To support the utility of poroelastic theory for explaining their experimental system, including the initial observation of post-strain fracture, the researchers successfully tested several hypotheses derived from the theory. For example, as predicted, cell sheet cracking did not occur when using a silicone gel substrate—in contrast to polyacrylamide, silicone contains no solvent that could increase hydraulic pressure through swelling. Other predictions supported by experiment related to the effect of gel thickness on biological recovery (thicker gels take longer to release pressure, and leading to slower cell–cell crack healing on thicker gels), the effect of gel stiffness on cracking (stiffer gels build up more pressure and thus yield more cracks), and pressure distribution within the gel (the distribution is nearly constant, and accordingly cracking is uniformly distributed).

(a) Schematic overview of the testing system developed for key investigating of the response of epithelial cell sheets to mechanical stretch; PDMS is poly(dimethylsiloxane). (b) Cell sheets fracture not during stretch but after stretch cessation; arrows point to the cracks. This was found to be due to hydraulic pressure buildup in the gel substrate to which the cells are adhered. Reprinted with permission from Nature Publishing Group. © 2015.

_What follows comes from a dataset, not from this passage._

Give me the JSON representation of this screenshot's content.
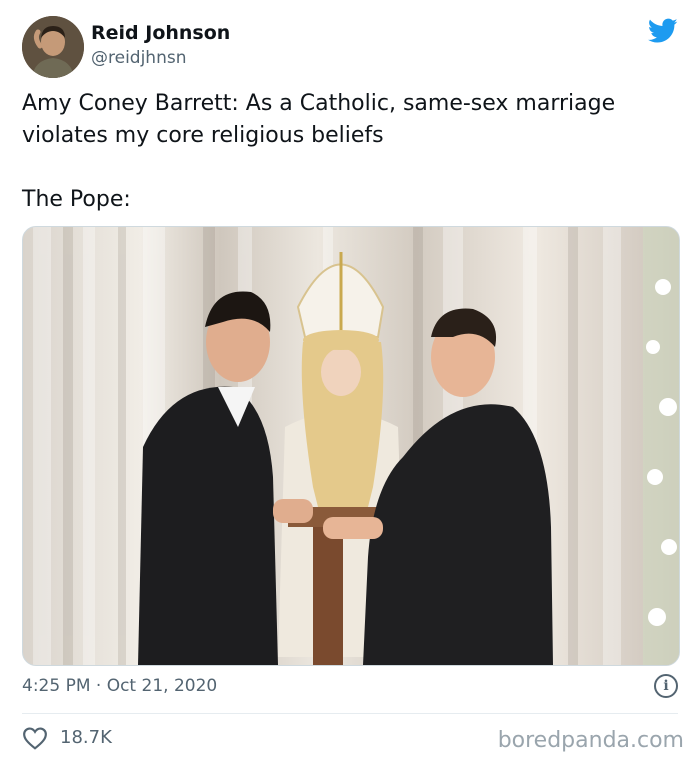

The ability of the cell sheets to gradually heal after hydraulic fracturing proved a useful experimental feature, as this enabled repetitive testing of the cell sheets. Exploration of the crack healing mechanism revealed evidence for an actomyosin-driven process: treating cells with a myosin inhibitor led to slower crack healing dynamics. The demonstrated ability to correlate molecular-level mechanisms with tissue-level healing phenotype suggests great utility for the overall testing approach. By integrating 2D cell micropatterning techniques, controlled biomechanical testing, and innovative optical microscopy, the research team has already revealed a previously unrecognized mechanism that might widely characterize cell-matrix interactions across biology and biological evolution. Such a systematic approach will be key to revealing further insights into biology’s mechanical behaviors across its many hierarchies of structure and function.